Рухшона прыгает от счастья, что наконец поняла, что я имею в виду. В этот момент приходят друзья родителей. Я автоматически отвечаю на приветствие: «Аллейкум Ассалям!» Малышка вешается мне на шею. Я чувствую, что начинает кружиться голова...
Спускаюсь на лифте на первый этаж и иду помогать Саламону. Вот именно так, не Соломон, а Саламон – один из четырёх детей в «правильной» религиозной бухарской семье. «Все дети как дети, а он какой-то не такой», – жалуется симпатичная уставшая мама. Первые три урока мальчик молчит как партизан, только поднимает на меня огромные чёрные глаза, хлопает длиннющими ресницами. И молчит. Или отвечает «да» или «нет». Наконец, начинает отвечать... Он разговаривает, отвечает на вопросы, отлично делает все задания... Периодически срывается на крик, нервничает, что урок заканчивается, что завтра опять в школу… В чём же проблема?.. «Понимаете, вчера в школе стоял и не отвечал на элементарный вопрос учительницы... специально!» – сокрушается мама. Она показывает мне длинную недовольную запись в тетради на ломаном русском (учительница – русская по происхождению). Запись заканчивается устарело-официозным: «Ну и что прикажете мне с ним делать?» Лишних сорок минут после урока мы сидим с родителями, которые активно подчуют ароматным супом из кошерной курицы. На уговоры пойти к психологу папа грустно качает головой. Предлагаю пойти к школьному социальному работнику. Ещё немного, и я уже сама готова стать психологом...

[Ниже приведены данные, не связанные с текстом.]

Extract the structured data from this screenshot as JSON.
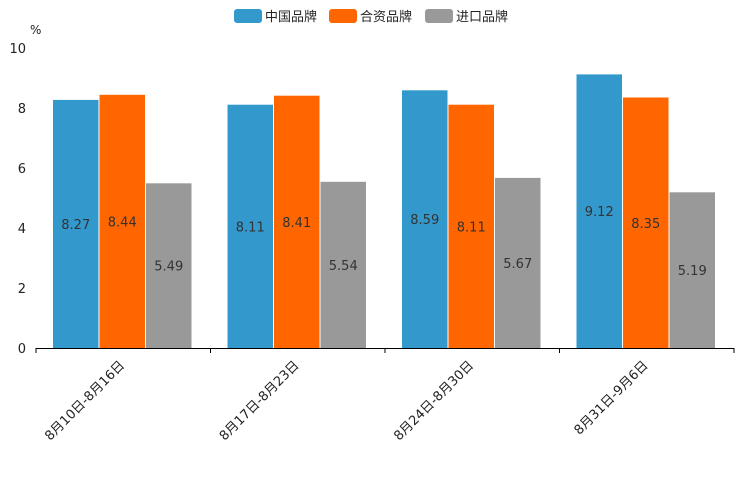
{
  "chart_data": {
    "type": "bar",
    "unit": "%",
    "categories": [
      "8月10日-8月16日",
      "8月17日-8月23日",
      "8月24日-8月30日",
      "8月31日-9月6日"
    ],
    "series": [
      {
        "name": "中国品牌",
        "color": "#3399CC",
        "values": [
          8.27,
          8.11,
          8.59,
          9.12
        ],
        "labels": [
          "8.27",
          "8.11",
          "8.59",
          "9.12"
        ]
      },
      {
        "name": "合资品牌",
        "color": "#FF6600",
        "values": [
          8.44,
          8.41,
          8.11,
          8.35
        ],
        "labels": [
          "8.44",
          "8.41",
          "8.11",
          "8.35"
        ]
      },
      {
        "name": "进口品牌",
        "color": "#999999",
        "values": [
          5.49,
          5.54,
          5.67,
          5.19
        ],
        "labels": [
          "5.49",
          "5.54",
          "5.67",
          "5.19"
        ]
      }
    ],
    "ylim": [
      0,
      10
    ],
    "yticks": [
      "0",
      "2",
      "4",
      "6",
      "8",
      "10"
    ],
    "legend_position": "top-center",
    "grid": false
  }
}
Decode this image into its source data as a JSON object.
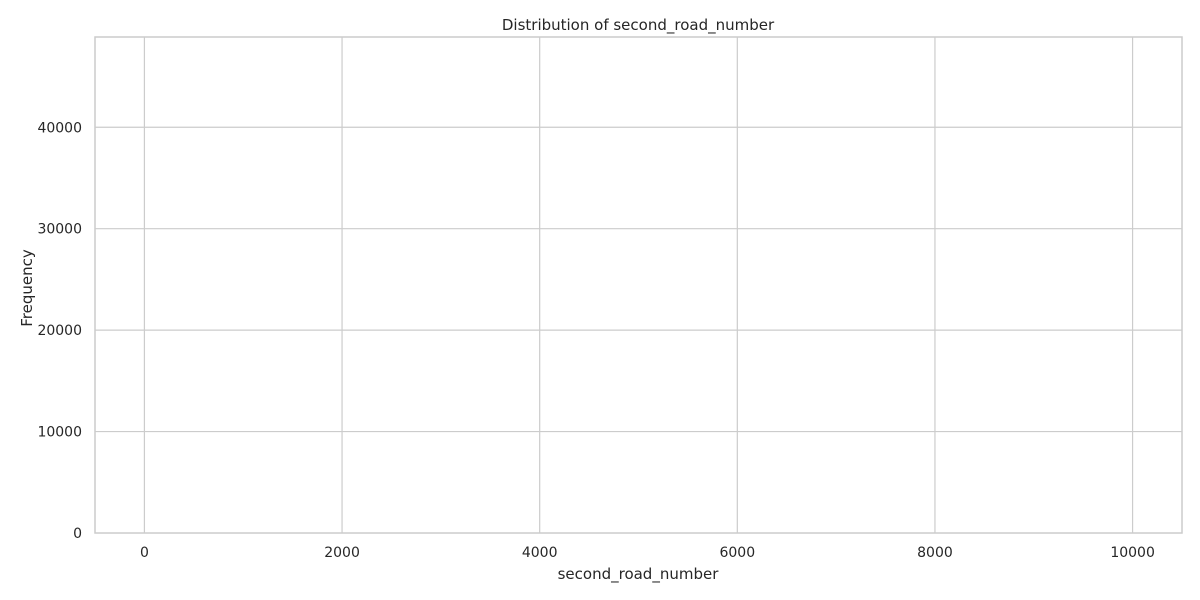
{
  "chart_data": {
    "type": "bar",
    "title": "Distribution of second_road_number",
    "xlabel": "second_road_number",
    "ylabel": "Frequency",
    "x_ticks": [
      0,
      2000,
      4000,
      6000,
      8000,
      10000
    ],
    "y_ticks": [
      0,
      10000,
      20000,
      30000,
      40000
    ],
    "xlim": [
      -500,
      10500
    ],
    "ylim": [
      0,
      48900
    ],
    "grid": true,
    "bins": []
  }
}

В государственных школах, конечно, нет условий, как в школах частных, где классы маленькие и к каждому ученику индивидуальный подход. Да и учителям не нужны «лишние проблемы», главное – дисциплина, успеваемость их заботит меньше, пусть о ней беспокоятся родители. Вот и получается «учёба в экстремальных условиях», которая детям Клиффорда Леви даже и не снилась.